NR NR 507 Week 2 Discussion Case Study

26 August 2024

NR 507 Week 2 Discussion: Case Study

Discussion Questions

1. Differentiate between systolic and diastolic heart failure.

  • Systolic heart failure is characterized by the heart’s inability to contract effectively during the systolic phase, leading to reduced ejection of blood from the ventricles. This condition is often referred to as heart failure with reduced ejection fraction (HFrEF) because the left ventricle loses its ability to generate enough force to pump a sufficient amount of blood into the systemic circulation. Common causes include ischemic heart disease, myocardial infarction, and dilated cardiomyopathy.
  • Diastolic heart failure occurs when the heart can contract normally but is unable to relax and fill properly during the diastolic phase. This is often termed heart failure with preserved ejection fraction (HFpEF). In this condition, the left ventricle becomes stiff and less compliant, leading to inadequate filling and increased pressure in the heart chambers. Causes include hypertension, hypertrophic cardiomyopathy, and aging-related changes in myocardial tissue.

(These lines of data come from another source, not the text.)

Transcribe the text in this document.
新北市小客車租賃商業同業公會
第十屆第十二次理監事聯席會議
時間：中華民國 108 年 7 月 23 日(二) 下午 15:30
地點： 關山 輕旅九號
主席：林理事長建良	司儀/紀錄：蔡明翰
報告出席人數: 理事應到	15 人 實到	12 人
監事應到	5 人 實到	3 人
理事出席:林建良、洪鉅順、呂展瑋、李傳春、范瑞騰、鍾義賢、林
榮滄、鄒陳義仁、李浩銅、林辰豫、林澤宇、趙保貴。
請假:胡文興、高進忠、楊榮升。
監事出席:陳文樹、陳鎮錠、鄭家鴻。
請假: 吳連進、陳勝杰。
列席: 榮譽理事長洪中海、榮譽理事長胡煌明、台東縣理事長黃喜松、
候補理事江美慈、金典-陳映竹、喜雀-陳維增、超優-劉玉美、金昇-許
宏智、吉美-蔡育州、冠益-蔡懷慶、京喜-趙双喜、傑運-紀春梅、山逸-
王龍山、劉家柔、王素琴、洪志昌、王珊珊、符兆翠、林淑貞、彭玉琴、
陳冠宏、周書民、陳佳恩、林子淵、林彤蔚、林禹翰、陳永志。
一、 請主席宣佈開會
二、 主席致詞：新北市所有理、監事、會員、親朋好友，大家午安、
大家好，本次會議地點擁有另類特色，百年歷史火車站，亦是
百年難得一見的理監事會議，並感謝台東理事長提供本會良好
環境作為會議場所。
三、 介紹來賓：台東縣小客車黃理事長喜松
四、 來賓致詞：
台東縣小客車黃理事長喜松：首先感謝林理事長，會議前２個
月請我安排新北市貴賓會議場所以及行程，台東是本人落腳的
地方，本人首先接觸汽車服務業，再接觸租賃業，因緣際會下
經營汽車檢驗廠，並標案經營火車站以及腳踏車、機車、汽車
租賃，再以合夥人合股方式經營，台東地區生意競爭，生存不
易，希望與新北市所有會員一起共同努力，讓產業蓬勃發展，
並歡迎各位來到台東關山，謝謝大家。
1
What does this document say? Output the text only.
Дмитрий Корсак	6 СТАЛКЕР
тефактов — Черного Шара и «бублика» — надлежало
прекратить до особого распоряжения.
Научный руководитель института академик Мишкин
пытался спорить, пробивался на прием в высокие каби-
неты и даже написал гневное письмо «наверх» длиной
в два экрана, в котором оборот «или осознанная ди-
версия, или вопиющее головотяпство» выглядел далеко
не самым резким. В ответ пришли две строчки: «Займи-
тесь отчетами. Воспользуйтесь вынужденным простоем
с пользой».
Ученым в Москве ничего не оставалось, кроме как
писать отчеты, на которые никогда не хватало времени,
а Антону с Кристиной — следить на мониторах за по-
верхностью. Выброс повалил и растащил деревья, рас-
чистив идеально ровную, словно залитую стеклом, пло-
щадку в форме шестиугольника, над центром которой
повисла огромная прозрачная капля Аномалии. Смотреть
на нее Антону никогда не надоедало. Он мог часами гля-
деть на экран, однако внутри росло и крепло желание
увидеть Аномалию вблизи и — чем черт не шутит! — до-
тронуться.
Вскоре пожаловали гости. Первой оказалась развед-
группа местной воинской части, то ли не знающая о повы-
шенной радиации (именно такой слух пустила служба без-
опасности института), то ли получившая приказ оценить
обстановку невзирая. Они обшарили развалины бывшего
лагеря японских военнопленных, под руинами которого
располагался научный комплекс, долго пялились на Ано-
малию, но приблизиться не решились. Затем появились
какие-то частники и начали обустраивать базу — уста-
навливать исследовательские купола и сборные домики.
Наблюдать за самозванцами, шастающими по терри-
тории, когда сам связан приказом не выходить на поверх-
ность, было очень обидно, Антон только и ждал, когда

2. State whether the patient is in systolic or diastolic heart failure.

To accurately determine whether the patient is in systolic or diastolic heart failure, we would need more specific clinical information such as the patient’s ejection fraction, clinical history, and physical exam findings. However, based on the information given, such as an ejection fraction of 25% and the presence of a third heart sound, it is likely that the patient is in systolic heart failure. The significantly reduced ejection fraction strongly suggests HFrEF, which is typical of systolic heart failure.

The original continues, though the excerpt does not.